Improvement has become more important as everybody wants to measure doctors’ and health care delivery systems’ ability to contend with patients’ health problems. For years we’ve had the Medicas and the Blue Crosses of the world dabbling in clinical guidelines and performance goals. Pay for performance is a buzzword that pops up in most health care reform proposals. Now, encouraging and rewarding improvement in medical care delivery seems to have reached prime time. Medica is sponsoring process improvement at Fairview’s Eagan clinic and others (p. 15). The state of Minnesota has endorsed the basket-of-care model as a way of reimbursing for quality (p. 47). And physicians in Minnesota and nationwide are fashioning their clinics into medical homes in which a doctor heads up a “family” that orchestrates and directs a patient’s medical care efficiently and economically (p. 32). Improving is no longer a choice for physicians. And in the future, it will determine our paychecks.

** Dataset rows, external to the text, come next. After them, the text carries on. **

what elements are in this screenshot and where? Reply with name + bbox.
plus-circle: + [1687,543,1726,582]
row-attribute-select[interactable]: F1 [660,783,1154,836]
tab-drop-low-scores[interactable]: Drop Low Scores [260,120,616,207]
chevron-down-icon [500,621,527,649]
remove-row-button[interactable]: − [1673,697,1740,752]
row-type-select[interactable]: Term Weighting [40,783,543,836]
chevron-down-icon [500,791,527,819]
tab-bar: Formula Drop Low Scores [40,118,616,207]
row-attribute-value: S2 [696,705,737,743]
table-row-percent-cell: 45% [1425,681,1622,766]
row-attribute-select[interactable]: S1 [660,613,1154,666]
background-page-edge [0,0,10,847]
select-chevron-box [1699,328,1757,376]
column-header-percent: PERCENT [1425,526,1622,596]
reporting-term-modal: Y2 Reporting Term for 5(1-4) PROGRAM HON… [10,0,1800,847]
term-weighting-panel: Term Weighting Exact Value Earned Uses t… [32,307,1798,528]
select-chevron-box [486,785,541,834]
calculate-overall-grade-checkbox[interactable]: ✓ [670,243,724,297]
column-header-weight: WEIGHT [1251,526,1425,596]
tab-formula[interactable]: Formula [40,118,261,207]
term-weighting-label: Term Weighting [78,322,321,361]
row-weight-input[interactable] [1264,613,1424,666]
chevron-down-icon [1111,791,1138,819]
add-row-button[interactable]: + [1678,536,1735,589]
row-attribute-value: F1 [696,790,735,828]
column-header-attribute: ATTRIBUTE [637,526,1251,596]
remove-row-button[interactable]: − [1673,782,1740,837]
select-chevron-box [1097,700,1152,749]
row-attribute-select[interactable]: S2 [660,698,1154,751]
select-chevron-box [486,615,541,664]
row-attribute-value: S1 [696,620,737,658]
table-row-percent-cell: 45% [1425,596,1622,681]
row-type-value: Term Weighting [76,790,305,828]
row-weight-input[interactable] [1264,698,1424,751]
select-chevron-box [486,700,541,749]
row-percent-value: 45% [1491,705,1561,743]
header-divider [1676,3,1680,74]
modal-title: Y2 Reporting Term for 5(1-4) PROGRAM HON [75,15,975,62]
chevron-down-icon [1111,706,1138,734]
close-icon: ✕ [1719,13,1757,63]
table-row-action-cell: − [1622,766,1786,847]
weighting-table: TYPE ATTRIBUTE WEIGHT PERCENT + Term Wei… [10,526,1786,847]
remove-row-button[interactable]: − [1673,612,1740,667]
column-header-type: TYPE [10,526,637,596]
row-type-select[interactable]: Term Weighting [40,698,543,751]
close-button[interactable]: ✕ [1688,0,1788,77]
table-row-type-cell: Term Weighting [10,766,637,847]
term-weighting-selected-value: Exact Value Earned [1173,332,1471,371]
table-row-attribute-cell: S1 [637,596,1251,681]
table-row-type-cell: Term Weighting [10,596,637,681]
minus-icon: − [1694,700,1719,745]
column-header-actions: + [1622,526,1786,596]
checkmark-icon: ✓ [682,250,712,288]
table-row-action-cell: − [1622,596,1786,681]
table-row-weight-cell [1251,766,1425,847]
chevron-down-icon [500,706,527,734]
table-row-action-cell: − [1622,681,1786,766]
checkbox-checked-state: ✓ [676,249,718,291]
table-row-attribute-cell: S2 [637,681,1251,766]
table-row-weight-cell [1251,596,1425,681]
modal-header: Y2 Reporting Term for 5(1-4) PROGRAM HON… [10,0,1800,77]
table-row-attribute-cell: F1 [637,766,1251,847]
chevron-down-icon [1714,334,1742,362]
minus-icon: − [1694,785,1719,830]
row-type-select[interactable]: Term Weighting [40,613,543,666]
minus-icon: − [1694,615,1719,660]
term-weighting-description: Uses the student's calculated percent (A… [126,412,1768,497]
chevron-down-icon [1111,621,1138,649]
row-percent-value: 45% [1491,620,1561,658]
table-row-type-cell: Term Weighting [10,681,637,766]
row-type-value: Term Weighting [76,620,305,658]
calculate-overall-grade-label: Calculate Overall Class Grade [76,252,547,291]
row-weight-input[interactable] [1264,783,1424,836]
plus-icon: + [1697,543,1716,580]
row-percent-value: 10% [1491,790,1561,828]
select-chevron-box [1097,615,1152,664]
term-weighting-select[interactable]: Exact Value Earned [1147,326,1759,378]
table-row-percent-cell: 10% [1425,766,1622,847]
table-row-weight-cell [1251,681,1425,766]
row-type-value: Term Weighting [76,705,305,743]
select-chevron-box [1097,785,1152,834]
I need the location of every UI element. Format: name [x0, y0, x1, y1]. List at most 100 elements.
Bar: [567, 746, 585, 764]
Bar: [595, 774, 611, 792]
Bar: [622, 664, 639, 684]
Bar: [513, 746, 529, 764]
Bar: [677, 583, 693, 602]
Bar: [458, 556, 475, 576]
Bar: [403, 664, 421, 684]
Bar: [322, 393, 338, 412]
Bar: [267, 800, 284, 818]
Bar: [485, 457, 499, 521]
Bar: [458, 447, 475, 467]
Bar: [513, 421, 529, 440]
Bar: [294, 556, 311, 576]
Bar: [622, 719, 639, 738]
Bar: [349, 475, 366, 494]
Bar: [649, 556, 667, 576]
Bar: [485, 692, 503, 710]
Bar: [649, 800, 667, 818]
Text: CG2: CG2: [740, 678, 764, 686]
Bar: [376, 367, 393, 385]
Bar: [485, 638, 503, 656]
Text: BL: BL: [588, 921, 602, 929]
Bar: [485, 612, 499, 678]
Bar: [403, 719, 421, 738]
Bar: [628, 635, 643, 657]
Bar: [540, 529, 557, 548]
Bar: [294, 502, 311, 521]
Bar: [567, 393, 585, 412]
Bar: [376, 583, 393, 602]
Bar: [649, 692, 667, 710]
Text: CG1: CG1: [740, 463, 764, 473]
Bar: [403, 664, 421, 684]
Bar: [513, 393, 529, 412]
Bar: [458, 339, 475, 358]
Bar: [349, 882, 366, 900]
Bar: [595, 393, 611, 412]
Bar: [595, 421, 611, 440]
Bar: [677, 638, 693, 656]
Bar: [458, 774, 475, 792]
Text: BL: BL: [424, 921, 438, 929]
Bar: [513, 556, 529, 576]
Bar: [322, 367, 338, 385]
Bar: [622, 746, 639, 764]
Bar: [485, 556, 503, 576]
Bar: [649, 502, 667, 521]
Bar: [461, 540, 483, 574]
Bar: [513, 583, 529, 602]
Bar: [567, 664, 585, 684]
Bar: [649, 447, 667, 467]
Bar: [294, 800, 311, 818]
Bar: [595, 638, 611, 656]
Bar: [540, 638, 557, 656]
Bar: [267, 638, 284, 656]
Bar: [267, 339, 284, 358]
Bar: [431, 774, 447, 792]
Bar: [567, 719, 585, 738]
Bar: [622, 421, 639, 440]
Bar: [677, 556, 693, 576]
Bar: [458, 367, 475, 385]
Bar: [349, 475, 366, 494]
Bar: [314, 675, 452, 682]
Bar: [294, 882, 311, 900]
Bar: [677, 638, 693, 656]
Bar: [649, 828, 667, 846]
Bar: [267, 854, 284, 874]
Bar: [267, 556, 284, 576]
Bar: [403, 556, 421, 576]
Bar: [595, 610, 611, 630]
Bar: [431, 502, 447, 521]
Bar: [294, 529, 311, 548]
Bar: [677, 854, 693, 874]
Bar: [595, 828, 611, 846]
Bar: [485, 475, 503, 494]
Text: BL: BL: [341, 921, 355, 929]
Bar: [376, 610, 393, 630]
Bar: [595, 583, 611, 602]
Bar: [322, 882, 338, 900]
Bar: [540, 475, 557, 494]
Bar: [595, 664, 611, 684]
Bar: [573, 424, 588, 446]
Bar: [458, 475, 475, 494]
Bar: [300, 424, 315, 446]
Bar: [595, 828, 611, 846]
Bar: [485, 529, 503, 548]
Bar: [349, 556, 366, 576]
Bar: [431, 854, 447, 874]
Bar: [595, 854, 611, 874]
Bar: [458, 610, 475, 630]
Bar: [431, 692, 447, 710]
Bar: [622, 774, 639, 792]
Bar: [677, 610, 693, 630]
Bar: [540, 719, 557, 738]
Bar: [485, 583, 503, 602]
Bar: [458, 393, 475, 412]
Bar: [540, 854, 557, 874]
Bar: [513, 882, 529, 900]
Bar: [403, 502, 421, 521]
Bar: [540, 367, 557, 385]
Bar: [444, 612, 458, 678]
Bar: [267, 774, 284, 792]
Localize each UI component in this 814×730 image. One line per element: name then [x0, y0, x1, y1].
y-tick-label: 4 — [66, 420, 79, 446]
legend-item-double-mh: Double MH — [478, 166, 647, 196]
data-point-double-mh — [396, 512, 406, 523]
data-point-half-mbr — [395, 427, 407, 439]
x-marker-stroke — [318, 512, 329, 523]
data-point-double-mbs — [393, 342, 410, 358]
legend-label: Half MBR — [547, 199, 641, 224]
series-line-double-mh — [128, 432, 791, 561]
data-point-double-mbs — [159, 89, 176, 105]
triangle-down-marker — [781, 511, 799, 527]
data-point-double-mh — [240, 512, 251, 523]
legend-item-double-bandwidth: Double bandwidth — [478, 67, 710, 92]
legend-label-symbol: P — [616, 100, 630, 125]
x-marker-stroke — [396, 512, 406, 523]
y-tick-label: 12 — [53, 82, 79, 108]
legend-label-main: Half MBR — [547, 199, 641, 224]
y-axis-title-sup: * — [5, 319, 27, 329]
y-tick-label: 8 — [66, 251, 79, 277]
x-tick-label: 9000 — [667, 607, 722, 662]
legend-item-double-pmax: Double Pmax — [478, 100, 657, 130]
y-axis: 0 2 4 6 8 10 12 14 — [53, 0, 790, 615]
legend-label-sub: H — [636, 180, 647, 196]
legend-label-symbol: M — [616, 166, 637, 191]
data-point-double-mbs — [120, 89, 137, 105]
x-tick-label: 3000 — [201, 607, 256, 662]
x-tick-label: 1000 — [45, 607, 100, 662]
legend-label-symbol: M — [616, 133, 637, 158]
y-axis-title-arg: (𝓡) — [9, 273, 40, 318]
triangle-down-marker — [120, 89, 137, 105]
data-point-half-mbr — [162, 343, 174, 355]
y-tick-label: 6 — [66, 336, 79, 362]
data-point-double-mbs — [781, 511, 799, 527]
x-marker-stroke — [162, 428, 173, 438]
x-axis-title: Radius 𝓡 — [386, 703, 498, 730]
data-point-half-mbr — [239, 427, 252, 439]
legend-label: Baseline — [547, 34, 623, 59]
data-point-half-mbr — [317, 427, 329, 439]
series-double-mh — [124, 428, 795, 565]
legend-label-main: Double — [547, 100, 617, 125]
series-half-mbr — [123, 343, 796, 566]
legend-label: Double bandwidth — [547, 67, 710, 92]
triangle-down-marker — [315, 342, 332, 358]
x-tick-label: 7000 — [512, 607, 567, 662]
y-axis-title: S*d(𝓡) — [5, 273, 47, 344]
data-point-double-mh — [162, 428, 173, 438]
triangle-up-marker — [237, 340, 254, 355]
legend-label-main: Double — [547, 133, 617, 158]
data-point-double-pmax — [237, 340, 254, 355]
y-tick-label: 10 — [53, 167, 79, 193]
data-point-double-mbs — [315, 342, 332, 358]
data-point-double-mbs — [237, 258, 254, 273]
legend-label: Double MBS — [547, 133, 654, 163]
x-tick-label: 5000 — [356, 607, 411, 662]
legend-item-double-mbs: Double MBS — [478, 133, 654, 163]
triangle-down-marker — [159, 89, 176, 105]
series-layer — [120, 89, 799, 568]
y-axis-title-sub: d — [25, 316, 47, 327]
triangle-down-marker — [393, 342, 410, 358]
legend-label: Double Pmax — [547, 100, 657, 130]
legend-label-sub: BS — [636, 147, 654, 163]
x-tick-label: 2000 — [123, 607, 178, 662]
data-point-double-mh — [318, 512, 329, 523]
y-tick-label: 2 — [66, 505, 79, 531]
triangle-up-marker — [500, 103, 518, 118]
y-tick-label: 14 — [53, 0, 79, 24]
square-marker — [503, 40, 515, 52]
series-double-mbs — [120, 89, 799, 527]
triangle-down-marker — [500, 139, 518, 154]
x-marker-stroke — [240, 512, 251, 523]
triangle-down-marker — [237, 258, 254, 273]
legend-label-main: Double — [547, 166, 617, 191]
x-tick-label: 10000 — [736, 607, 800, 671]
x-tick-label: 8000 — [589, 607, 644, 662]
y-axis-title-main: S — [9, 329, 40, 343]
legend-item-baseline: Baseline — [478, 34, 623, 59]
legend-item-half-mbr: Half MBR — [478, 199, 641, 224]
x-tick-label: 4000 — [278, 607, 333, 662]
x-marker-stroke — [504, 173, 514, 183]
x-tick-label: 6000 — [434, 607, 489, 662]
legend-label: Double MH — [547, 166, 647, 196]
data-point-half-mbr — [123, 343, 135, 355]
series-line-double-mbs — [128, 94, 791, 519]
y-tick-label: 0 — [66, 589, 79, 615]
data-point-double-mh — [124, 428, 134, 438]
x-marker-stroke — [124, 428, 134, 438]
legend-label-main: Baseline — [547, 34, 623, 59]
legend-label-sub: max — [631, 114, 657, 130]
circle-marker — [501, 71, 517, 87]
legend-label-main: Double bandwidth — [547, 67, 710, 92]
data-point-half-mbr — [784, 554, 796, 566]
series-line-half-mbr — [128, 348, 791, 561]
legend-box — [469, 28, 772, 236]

A crucial cog in these new, improved medical systems is the computer. The medical community is still decades behind other industries in its use of computer technology in day-to-day operations. A number of physicians still don’t use electronic medical records in their clinics, and those who do frequently find their system can’t “talk” to others’ systems. Efforts are underway to change this Tower of Babel and allow medical information to flow seamlessly between all points of care (p. 26).

I haven’t given up my books and journals, and my practice functions much more smoothly than it did in 1977. I believe that I and my ability to practice medicine are still improving. Better than last year? I think so. Older? For sure.

For further insight into improving systems, health care reform, and costs, see Atul Gawande’s article in the December 14, 2009, New Yorker.